Hinchliffe was replaced by the string arrangements of Lucy Wilkins on
The Hungry Saw (2008), whose ballads therefore sound positively like
obnoxious Bacharach muzak.
Falling Down A Mountain (4AD, 2010) was a more eclectic collection
that surveyed the whole universe of pop music from
jazz-rock (Falling Down A Mountain) to Tamla soul
(Harmony Around My Table, one of their catchiest songs ever),
from the Velvet Underground (Black Smoke) to the
ballad (Peanuts, a duet with Mary Margaret O'Hara),
and including
echoes of Ennio Morricone in both the instrumental Hubbard Hills and She Rode Me Down.
Unfortunately most of the songs would have been left out from albums by the
top purveyors of those genres.
The early film soundtracks, including
Rhums (2008) and
White Material (2009),
were collected on
Claire Denis Film Scores: 1996-2009 (2011).
The Something Rain (2012) was another varied set that applied class
and sophisticated to the
nine-minutes spoken-word kammerspiel Chocolate, to the
noir soul-rock Show Me Everything, to the ballad Medicine,
and the usual dose of Morricone in Goodbye Joe,
with even a lively song This Fire of Autumn to shatter the stereotype
of the Tendersticks as funeral music.
If the previous album only had Harmony Around My Table to justify
its existence, this one had at least one ambitious composition and a couple of
accomplished mood pieces.
Staples continued to compose scores for Claire Denis, including the electronic
and ambient Les Salauds (2013) and the
more conventional High Life (2018).
Across Six Leap Years (2013) contains ten
live re-recordings of old songs.
Staples and and McKinna also composed orchestral music for a museum, collected on Ypres (2014), notably
the 20-minute The Third Battle of Ypres in the sustained droning vein of Arvo Part, and the slightly more dramatic
13-minute Whispering Guns Parts 1, 2 and 3.
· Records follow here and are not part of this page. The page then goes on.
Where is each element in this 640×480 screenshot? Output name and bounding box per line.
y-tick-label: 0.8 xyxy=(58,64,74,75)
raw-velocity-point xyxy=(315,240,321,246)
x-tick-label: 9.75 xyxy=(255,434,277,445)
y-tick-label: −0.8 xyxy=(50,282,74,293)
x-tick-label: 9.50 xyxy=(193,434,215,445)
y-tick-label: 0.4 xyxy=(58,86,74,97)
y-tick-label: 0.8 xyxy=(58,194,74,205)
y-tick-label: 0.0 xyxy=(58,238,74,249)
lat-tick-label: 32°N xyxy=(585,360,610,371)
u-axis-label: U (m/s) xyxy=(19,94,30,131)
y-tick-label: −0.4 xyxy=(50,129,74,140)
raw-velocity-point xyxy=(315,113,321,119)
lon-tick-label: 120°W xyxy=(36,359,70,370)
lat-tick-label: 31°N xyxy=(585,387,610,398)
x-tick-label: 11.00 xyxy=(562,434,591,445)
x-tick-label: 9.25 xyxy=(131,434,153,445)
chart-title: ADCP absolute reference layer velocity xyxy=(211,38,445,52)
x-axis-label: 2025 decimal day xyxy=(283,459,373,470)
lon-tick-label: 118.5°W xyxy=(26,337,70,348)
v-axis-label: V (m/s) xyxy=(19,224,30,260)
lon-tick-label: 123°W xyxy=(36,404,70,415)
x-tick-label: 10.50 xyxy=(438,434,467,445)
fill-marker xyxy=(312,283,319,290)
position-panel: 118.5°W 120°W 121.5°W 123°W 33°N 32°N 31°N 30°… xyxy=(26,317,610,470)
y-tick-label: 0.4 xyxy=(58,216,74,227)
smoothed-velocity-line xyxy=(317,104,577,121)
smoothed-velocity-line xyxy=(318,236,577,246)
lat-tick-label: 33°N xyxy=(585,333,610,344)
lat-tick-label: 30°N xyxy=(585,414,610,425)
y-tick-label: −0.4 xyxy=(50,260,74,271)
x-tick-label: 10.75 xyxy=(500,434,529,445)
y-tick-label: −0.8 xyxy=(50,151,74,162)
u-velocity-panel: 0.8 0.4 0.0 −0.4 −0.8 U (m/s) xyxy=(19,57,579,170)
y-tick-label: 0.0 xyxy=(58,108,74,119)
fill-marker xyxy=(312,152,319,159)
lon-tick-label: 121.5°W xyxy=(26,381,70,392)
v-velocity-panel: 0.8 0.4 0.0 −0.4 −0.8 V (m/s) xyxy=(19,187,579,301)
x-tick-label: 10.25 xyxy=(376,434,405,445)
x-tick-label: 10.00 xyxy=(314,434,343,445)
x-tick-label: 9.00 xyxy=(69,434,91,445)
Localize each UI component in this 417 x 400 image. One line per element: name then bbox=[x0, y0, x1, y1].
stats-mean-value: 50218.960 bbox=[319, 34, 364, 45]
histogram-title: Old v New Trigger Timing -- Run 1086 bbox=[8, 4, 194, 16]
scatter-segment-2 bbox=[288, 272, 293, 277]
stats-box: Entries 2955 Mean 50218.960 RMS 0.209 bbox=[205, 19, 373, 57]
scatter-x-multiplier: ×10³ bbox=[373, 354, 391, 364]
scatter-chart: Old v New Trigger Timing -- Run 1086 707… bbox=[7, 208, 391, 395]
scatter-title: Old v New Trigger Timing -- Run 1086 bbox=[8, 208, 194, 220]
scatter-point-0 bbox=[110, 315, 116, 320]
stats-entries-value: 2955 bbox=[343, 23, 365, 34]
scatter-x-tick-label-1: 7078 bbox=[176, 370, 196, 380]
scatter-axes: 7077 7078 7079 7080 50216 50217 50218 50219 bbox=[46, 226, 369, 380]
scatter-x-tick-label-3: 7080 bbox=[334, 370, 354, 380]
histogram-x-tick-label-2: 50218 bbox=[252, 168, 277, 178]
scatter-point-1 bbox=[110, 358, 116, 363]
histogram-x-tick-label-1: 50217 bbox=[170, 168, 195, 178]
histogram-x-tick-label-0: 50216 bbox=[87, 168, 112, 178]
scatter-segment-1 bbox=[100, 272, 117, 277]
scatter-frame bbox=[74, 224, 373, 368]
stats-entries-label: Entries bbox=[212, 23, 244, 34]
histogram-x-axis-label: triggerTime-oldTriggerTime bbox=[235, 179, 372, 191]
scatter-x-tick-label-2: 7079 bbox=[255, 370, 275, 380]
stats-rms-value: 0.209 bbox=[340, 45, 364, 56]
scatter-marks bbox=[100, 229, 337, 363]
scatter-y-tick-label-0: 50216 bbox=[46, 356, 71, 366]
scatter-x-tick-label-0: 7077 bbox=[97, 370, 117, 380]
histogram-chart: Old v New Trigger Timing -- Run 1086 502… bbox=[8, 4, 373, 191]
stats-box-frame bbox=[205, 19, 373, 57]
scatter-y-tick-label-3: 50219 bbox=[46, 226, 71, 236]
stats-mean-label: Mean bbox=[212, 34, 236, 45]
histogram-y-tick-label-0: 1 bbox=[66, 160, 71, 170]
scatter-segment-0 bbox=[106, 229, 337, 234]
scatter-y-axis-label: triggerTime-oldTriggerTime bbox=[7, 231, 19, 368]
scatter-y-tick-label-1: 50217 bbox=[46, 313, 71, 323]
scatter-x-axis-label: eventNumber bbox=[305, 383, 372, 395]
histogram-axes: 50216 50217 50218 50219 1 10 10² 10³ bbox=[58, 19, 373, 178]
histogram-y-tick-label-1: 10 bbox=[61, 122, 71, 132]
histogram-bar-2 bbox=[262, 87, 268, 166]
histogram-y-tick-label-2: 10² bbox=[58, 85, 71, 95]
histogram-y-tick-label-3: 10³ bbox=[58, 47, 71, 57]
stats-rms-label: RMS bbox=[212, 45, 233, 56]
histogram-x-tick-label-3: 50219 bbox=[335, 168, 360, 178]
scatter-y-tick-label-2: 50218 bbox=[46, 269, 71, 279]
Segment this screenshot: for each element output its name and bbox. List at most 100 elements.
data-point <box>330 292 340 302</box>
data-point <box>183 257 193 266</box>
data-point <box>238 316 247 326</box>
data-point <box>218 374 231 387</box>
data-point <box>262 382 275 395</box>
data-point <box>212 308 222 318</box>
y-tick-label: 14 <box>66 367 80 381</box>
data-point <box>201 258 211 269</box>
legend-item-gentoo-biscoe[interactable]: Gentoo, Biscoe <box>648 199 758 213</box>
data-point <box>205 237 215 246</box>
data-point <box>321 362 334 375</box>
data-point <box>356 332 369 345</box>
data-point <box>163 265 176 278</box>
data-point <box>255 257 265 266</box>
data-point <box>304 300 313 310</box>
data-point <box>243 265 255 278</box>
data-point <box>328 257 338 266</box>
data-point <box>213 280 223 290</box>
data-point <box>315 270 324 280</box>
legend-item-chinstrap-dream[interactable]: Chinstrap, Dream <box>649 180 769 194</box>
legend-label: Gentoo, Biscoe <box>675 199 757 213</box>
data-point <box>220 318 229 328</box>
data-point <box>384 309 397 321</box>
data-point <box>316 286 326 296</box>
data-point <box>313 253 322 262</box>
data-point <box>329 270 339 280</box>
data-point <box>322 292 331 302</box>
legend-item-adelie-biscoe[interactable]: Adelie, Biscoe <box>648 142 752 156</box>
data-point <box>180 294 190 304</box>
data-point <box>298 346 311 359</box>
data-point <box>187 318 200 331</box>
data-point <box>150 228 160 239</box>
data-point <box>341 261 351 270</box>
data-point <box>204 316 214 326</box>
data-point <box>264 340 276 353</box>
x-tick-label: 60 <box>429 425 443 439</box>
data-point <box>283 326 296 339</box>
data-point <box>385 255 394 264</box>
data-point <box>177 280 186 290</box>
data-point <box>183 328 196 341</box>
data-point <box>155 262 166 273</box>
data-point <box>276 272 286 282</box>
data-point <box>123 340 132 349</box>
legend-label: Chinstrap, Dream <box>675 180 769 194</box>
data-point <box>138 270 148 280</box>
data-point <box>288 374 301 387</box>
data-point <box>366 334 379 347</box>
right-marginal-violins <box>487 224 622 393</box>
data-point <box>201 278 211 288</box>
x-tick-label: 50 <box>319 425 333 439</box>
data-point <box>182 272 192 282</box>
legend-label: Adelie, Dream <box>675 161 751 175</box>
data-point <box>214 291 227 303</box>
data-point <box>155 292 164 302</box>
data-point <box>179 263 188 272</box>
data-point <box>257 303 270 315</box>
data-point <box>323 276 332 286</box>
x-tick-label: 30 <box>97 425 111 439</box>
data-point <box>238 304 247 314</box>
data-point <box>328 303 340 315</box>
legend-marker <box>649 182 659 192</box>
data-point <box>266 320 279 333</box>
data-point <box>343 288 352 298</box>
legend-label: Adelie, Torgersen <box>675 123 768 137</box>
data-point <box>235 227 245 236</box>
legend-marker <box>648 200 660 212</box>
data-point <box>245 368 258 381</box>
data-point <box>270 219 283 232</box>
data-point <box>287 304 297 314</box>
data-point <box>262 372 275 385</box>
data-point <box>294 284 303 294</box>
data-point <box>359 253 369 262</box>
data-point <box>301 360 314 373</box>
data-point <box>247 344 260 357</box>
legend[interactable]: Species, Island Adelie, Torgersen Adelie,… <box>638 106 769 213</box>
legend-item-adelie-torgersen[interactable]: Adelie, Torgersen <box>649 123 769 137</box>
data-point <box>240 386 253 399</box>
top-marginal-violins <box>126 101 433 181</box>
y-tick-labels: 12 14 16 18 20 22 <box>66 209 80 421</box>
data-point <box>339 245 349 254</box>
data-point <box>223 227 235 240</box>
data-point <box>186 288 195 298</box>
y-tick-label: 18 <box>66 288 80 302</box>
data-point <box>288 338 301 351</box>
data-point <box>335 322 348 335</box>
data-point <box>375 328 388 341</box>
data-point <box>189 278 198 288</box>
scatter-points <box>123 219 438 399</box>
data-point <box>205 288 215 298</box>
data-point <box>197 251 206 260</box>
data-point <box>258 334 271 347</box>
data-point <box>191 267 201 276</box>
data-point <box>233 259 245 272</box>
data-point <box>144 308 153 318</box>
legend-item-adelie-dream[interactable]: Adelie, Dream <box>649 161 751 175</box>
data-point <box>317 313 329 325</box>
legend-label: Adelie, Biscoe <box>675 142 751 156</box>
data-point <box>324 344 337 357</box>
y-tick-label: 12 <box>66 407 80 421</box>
The Waiting Room (2016) is another dose of
relaxing chamber pop for aging fans.
Staples sometimes sounds like
Leonard Cohen (in the male parts of
Hey Lucinda)
and David Bowie (Were We Once Lovers)
and even
Alan Vega
(the first half of We Are Dreamers).
Staples also composed the soundtrack for and directed the documentary
Minute Bodies (2016), a tribute to naturalist and photographer Frank Percy Smith, a pioneer of time-lapse. The score is not much to talk about but the
visuals are impressive, a collage of original "videos" of living beings made
by Smith.
No Treasure But Hope (2019) is full of inferior songs but it contains
a few decent ones in a variety of styles, from the
sentimental ballad of the 1950s (The Amputees) to
stately orchestral waltz (Pinky in the Daylight).
The musical highlight is an unusually lively song, the
exotic folk dance See My Girls with a hammering piano pattern, an emphatic delivery and an ominous backing voice that recall Nick Cave.